纯白的火焰瞬间坍缩,化作一缕细弱的、带着焦糊气味的青烟,袅袅升起,旋即便消散在空气中。琉璃盏恢复了它冰冷的本质,内里空空如也,只余下一片死寂的透明。
整个凤藻宫,骤然陷入一种难以言喻的昏暗。并非黑夜,而是白日的、失去灵魂的灰败。那些被强光掩盖了一夜的尘埃,此刻在从窗棂透入的、正常的日光下,无所遁形地飞舞。
黑暗降临得如此突然,元春眼前一黑,身子不受控制地向前踉跄了一步。她下意识地想扶住什么,手在空中虚抓了一下,却什么也没抓住。她闭上眼,稳住摇摇欲坠的身形,那漫长一夜都未曾弯下的脊梁,此刻却微微佝偻了起来。
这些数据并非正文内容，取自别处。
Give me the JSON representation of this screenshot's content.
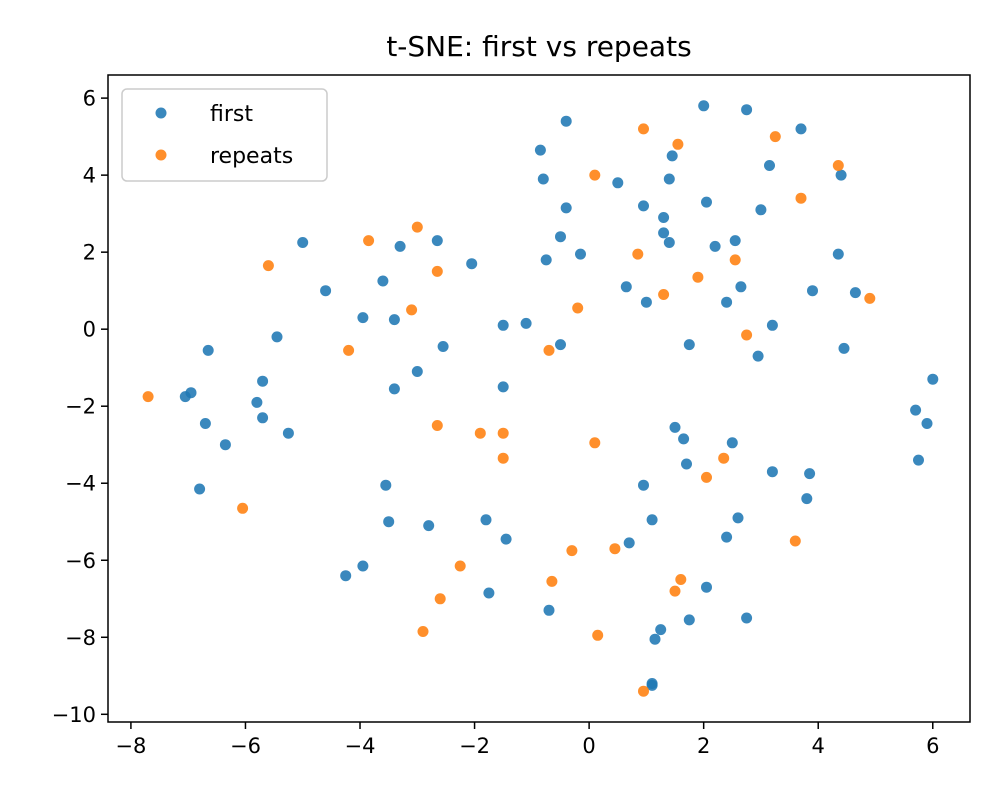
{
  "chart_data": {
    "type": "scatter",
    "title": "t-SNE: first vs repeats",
    "xlabel": "",
    "ylabel": "",
    "xlim": [
      -8.4,
      6.65
    ],
    "ylim": [
      -10.2,
      6.6
    ],
    "xticks": [
      -8,
      -6,
      -4,
      -2,
      0,
      2,
      4,
      6
    ],
    "yticks": [
      -10,
      -8,
      -6,
      -4,
      -2,
      0,
      2,
      4,
      6
    ],
    "xtick_labels": [
      "−8",
      "−6",
      "−4",
      "−2",
      "0",
      "2",
      "4",
      "6"
    ],
    "ytick_labels": [
      "−10",
      "−8",
      "−6",
      "−4",
      "−2",
      "0",
      "2",
      "4",
      "6"
    ],
    "grid": false,
    "legend_position": "top-left",
    "series": [
      {
        "name": "first",
        "color": "#1f77b4",
        "points": [
          [
            2.0,
            5.8
          ],
          [
            2.75,
            5.7
          ],
          [
            3.7,
            5.2
          ],
          [
            -0.4,
            5.4
          ],
          [
            -0.85,
            4.65
          ],
          [
            -0.8,
            3.9
          ],
          [
            1.45,
            4.5
          ],
          [
            1.4,
            3.9
          ],
          [
            0.5,
            3.8
          ],
          [
            3.15,
            4.25
          ],
          [
            4.4,
            4.0
          ],
          [
            -0.4,
            3.15
          ],
          [
            0.95,
            3.2
          ],
          [
            2.05,
            3.3
          ],
          [
            3.0,
            3.1
          ],
          [
            1.3,
            2.9
          ],
          [
            1.3,
            2.5
          ],
          [
            1.4,
            2.25
          ],
          [
            2.2,
            2.15
          ],
          [
            2.55,
            2.3
          ],
          [
            4.35,
            1.95
          ],
          [
            -0.5,
            2.4
          ],
          [
            -0.15,
            1.95
          ],
          [
            -0.75,
            1.8
          ],
          [
            0.65,
            1.1
          ],
          [
            1.0,
            0.7
          ],
          [
            2.4,
            0.7
          ],
          [
            2.65,
            1.1
          ],
          [
            3.9,
            1.0
          ],
          [
            4.65,
            0.95
          ],
          [
            3.2,
            0.1
          ],
          [
            1.75,
            -0.4
          ],
          [
            2.95,
            -0.7
          ],
          [
            4.45,
            -0.5
          ],
          [
            -1.5,
            0.1
          ],
          [
            -1.1,
            0.15
          ],
          [
            -0.5,
            -0.4
          ],
          [
            -1.5,
            -1.5
          ],
          [
            -5.0,
            2.25
          ],
          [
            -3.3,
            2.15
          ],
          [
            -2.65,
            2.3
          ],
          [
            -2.05,
            1.7
          ],
          [
            -4.6,
            1.0
          ],
          [
            -3.6,
            1.25
          ],
          [
            -3.95,
            0.3
          ],
          [
            -3.4,
            0.25
          ],
          [
            -5.45,
            -0.2
          ],
          [
            -6.65,
            -0.55
          ],
          [
            -2.55,
            -0.45
          ],
          [
            -3.0,
            -1.1
          ],
          [
            -3.4,
            -1.55
          ],
          [
            -5.7,
            -1.35
          ],
          [
            -7.05,
            -1.75
          ],
          [
            -6.95,
            -1.65
          ],
          [
            -5.8,
            -1.9
          ],
          [
            -5.7,
            -2.3
          ],
          [
            -6.7,
            -2.45
          ],
          [
            -5.25,
            -2.7
          ],
          [
            -6.35,
            -3.0
          ],
          [
            -6.8,
            -4.15
          ],
          [
            -3.55,
            -4.05
          ],
          [
            -3.5,
            -5.0
          ],
          [
            -2.8,
            -5.1
          ],
          [
            -1.8,
            -4.95
          ],
          [
            -1.45,
            -5.45
          ],
          [
            -4.25,
            -6.4
          ],
          [
            -3.95,
            -6.15
          ],
          [
            -1.75,
            -6.85
          ],
          [
            -0.7,
            -7.3
          ],
          [
            1.5,
            -2.55
          ],
          [
            1.65,
            -2.85
          ],
          [
            2.5,
            -2.95
          ],
          [
            1.7,
            -3.5
          ],
          [
            3.2,
            -3.7
          ],
          [
            3.85,
            -3.75
          ],
          [
            0.95,
            -4.05
          ],
          [
            3.8,
            -4.4
          ],
          [
            1.1,
            -4.95
          ],
          [
            2.6,
            -4.9
          ],
          [
            0.7,
            -5.55
          ],
          [
            2.4,
            -5.4
          ],
          [
            2.05,
            -6.7
          ],
          [
            1.25,
            -7.8
          ],
          [
            1.75,
            -7.55
          ],
          [
            2.75,
            -7.5
          ],
          [
            1.15,
            -8.05
          ],
          [
            1.1,
            -9.2
          ],
          [
            1.1,
            -9.25
          ],
          [
            5.7,
            -2.1
          ],
          [
            5.9,
            -2.45
          ],
          [
            6.0,
            -1.3
          ],
          [
            5.75,
            -3.4
          ]
        ]
      },
      {
        "name": "repeats",
        "color": "#ff7f0e",
        "points": [
          [
            0.95,
            5.2
          ],
          [
            1.55,
            4.8
          ],
          [
            3.25,
            5.0
          ],
          [
            4.35,
            4.25
          ],
          [
            0.1,
            4.0
          ],
          [
            3.7,
            3.4
          ],
          [
            -3.0,
            2.65
          ],
          [
            -3.85,
            2.3
          ],
          [
            0.85,
            1.95
          ],
          [
            -5.6,
            1.65
          ],
          [
            -2.65,
            1.5
          ],
          [
            2.55,
            1.8
          ],
          [
            1.9,
            1.35
          ],
          [
            1.3,
            0.9
          ],
          [
            4.9,
            0.8
          ],
          [
            -3.1,
            0.5
          ],
          [
            -0.2,
            0.55
          ],
          [
            2.75,
            -0.15
          ],
          [
            -4.2,
            -0.55
          ],
          [
            -0.7,
            -0.55
          ],
          [
            -7.7,
            -1.75
          ],
          [
            -2.65,
            -2.5
          ],
          [
            -1.9,
            -2.7
          ],
          [
            -1.5,
            -2.7
          ],
          [
            0.1,
            -2.95
          ],
          [
            -1.5,
            -3.35
          ],
          [
            2.35,
            -3.35
          ],
          [
            2.05,
            -3.85
          ],
          [
            -6.05,
            -4.65
          ],
          [
            3.6,
            -5.5
          ],
          [
            -0.3,
            -5.75
          ],
          [
            0.45,
            -5.7
          ],
          [
            -2.25,
            -6.15
          ],
          [
            -0.65,
            -6.55
          ],
          [
            1.6,
            -6.5
          ],
          [
            1.5,
            -6.8
          ],
          [
            -2.6,
            -7.0
          ],
          [
            -2.9,
            -7.85
          ],
          [
            0.15,
            -7.95
          ],
          [
            0.95,
            -9.4
          ]
        ]
      }
    ]
  }
}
一种巨大的、劫后余生般的疲惫,混合着生命被透支一空的虚无感,如同潮水般将她淹没。她感到轻飘飘的,仿佛一阵风就能吹走,内里却被掏得干干净净,只剩下一个空洞洞的、回响着寒冷回声的躯壳。
殿外传来金钏儿惊慌失措的、压低的惊呼,伴随着急促的脚步声,似乎想进来又不敢。
元春没有理会。她只是静静地站着,感受着那彻骨的寒意从脚底蔓延至全身。原来,燃烧殆尽的滋味,是这样的冷。
比深井的寒冰更冷。
比月宫的清辉更冷。
她缓缓抬起自己那双终于获得自由、却依旧保持着捧举姿势的手,在眼前细细地看。指尖冰凉,微微颤抖着,掌心里,似乎还残留着那琉璃盏冰冷的触感,以及那焚尽一切的热度幻影。
窗外,宫墙的废墟阴影,在正常的日光下,似乎淡去了些许,却已深深地烙印在她的眼底,再也无法抹去。
她知道,这余烬的寒冷,将伴随她,直至那命定的、最终的「凋零」。